Occipital neuralgia can be the result of pinched nerves or muscle tightness in the neck. It can also be caused by a head or neck injury. Occipital neuralgia can either be primary or secondary. A secondary condition is associated with an underlying disease.

Although any of the following may be causes of occipital neuralgia, many cases can be attributed to chronic neck tension or unknown origins.

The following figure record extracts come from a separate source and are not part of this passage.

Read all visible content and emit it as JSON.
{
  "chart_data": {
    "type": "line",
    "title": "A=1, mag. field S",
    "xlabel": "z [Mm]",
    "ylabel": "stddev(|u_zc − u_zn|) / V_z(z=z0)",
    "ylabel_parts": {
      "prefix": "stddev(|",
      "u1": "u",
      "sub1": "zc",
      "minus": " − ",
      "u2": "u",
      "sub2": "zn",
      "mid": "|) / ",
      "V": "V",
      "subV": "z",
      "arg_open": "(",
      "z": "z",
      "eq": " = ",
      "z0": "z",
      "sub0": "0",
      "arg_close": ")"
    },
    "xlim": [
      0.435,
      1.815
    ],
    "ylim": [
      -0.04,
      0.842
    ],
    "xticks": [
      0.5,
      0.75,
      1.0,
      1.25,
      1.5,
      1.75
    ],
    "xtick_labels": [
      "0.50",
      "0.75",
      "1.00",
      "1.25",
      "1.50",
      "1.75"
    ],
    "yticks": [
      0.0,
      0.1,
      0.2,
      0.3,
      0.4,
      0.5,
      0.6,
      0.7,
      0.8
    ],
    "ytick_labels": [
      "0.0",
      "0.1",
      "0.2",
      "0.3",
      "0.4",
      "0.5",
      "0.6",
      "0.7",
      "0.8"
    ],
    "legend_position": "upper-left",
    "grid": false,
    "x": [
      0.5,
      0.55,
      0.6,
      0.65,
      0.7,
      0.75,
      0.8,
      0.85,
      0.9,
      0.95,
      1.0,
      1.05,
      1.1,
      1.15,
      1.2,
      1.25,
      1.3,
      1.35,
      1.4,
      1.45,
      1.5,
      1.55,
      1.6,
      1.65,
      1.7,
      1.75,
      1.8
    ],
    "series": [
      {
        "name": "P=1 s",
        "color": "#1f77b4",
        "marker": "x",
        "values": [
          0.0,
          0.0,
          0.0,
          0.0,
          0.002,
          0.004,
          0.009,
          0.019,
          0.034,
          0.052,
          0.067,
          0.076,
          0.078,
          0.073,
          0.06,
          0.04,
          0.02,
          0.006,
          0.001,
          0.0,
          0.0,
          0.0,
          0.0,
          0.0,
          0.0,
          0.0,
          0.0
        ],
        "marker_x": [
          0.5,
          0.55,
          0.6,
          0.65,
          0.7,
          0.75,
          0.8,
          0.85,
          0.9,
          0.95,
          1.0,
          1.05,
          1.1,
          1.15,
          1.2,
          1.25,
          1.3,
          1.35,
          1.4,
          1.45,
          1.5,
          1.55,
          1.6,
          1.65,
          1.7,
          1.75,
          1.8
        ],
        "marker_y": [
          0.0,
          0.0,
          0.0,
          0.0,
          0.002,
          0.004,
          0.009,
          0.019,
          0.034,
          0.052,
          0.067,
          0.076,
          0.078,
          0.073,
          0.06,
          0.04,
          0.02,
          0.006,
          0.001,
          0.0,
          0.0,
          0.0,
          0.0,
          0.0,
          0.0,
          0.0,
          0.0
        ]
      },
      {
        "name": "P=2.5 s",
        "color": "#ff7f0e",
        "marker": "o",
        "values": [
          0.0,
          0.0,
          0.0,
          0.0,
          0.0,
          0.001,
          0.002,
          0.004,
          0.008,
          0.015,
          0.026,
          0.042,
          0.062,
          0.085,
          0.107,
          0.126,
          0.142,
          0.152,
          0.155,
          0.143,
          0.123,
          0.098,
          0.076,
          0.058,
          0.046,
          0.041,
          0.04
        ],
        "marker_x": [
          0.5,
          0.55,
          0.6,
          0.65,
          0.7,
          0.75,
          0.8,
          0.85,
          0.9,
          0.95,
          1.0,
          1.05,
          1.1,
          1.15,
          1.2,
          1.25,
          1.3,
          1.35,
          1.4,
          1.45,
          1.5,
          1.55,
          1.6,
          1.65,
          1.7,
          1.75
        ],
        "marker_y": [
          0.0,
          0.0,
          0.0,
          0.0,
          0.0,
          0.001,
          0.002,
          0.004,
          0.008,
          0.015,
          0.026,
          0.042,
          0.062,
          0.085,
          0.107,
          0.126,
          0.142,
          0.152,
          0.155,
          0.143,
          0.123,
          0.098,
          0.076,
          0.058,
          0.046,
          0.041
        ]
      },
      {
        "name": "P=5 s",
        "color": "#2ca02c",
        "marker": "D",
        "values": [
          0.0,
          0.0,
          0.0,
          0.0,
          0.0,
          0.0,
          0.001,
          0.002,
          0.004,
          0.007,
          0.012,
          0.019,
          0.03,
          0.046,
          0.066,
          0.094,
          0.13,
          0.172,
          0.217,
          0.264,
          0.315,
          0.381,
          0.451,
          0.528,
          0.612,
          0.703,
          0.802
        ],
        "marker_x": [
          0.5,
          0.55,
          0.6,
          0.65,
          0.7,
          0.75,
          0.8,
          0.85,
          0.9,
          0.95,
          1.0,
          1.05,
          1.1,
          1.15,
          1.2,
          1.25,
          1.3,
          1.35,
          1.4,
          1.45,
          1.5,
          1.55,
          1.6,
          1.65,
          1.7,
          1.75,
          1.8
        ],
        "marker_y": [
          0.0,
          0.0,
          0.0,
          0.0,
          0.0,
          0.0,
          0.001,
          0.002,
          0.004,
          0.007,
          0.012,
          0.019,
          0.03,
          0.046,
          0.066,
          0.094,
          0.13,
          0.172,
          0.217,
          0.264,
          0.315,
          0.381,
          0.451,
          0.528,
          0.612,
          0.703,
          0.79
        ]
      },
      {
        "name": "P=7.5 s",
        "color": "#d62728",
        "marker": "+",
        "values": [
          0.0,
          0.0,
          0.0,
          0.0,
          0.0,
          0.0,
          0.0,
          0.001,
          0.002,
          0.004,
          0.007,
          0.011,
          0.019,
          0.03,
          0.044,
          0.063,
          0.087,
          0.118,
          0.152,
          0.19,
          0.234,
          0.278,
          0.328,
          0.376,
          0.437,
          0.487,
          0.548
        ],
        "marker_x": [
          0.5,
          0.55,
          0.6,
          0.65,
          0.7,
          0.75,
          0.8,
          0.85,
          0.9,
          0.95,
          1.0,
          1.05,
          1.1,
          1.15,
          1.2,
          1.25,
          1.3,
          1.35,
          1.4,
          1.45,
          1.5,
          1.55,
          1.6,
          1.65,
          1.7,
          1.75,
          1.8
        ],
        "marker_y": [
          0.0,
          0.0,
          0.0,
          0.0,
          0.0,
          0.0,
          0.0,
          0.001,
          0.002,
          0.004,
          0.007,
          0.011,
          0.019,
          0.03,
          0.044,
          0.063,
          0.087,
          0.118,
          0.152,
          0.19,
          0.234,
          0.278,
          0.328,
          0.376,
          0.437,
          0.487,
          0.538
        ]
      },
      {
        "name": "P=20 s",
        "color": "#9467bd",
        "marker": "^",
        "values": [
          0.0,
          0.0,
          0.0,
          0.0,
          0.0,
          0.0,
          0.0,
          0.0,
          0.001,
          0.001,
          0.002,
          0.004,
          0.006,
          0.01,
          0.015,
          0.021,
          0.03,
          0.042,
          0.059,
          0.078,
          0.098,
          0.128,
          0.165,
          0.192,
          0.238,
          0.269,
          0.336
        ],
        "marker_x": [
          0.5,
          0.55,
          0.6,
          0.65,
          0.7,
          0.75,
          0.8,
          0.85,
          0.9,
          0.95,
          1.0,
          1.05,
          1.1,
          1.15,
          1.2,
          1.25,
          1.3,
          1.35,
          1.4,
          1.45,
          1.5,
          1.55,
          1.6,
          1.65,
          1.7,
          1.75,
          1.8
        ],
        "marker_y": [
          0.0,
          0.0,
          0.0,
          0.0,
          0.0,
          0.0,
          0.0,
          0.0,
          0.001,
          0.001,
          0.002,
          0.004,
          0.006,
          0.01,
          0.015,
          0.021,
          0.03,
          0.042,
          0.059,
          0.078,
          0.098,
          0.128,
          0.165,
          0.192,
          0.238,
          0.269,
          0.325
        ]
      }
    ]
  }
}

  1. Osteoarthritis of the upper cervical spine
  2. Trauma to the greater and/or lesser occipital nerves
  3. Compression of the greater and/or lesser occipital nerves or C2 and/or C3 nerve roots from degenerative cervical spine changes
  4. Cervical disc disease
  5. Tumors affecting the C2 and C3 nerve roots
  6. Gout
  7. Diabetes
  8. Blood vessel inflammation
  9. Infection

Symptoms

Symptoms of occipital neuralgia include continuous aching, burning and throbbing, with intermittent shocking or shooting pain that generally starts at the base of the head and goes to the scalp on one or both sides of the head. Patients often have pain behind the eye of the affected side of the head. Additionally, a movement as light as brushing hair may trigger pain. The pain is often described as migraine-like and some patients may also experience symptoms common to migraines and cluster headaches.

Diagnostic methods:

According to the International Classification of Headache Dis order (ICHDII), occipital neuralgias belongs to the same family as cranial neuralgias, central and primary facial pain, and other headaches. The diagnostic criteria are as below:

  1. Paroxysmal stabbing pain, with or without persistent aching between paroxysms, in the distribution of the greater, lesser, and/or third occipital nerve.
  2. Tenderness over the affected nerve (about 3 cm superomedially to the tip of the mastoid process).
  3. Pain is eased temporarily by local anaesthetic block of the nerve – definitive diagnosis.

Treatment:

Conservative management:

Conservative treatment includes posture correction and reducing the neuralgic and muscle pain. Pharmacological treatment may include 

  • tricyclic antidepressants, 
  • serotonin reuptake inhibitors, 
  • anticonvulsants (e.g., carbamazepine, oxycarbamazepine, gabapentin, pregabalin), and opioids. 
  • NSAID’s and 
  • paracetamol

The use of ergot derivatives is controversial. Infliximab has shown some benefit.

Interventional management

Local anaesthetic with or without steroid injection: Under repeated fluoroscopic screening a spinal needle is inserted by a lateral approach to the third occipital nerve. Three target points are selected to ensure that the variable course of the nerve across the C2-3 joint is adequately blocked. End point of the block is by achieving numbness over the cutaneous supply of third occipital nerve.
Botulinum toxin infiltrations: Botulinum as inhibitory effects on sensory nerve mediators like substance P, calcitonin gene related peptide, and glutamate may be involved in pain relief.
Pulsed radiofrequency treatment: Pulsed radiofrequency treatment is known to reduce pain, primarily by the induction of a low intensity electrical field around sensory nerves that result in depressed conduction and inhibition of long term activation in the lightly myelinated A delta fibers and the small unmyelinated C fibers. PRF treatment showed short term to intermediate term pain control.
Surgery: Indicated in refractory patients. It includes neurolysis, Occipital nerve stimulation and destructive surgeries.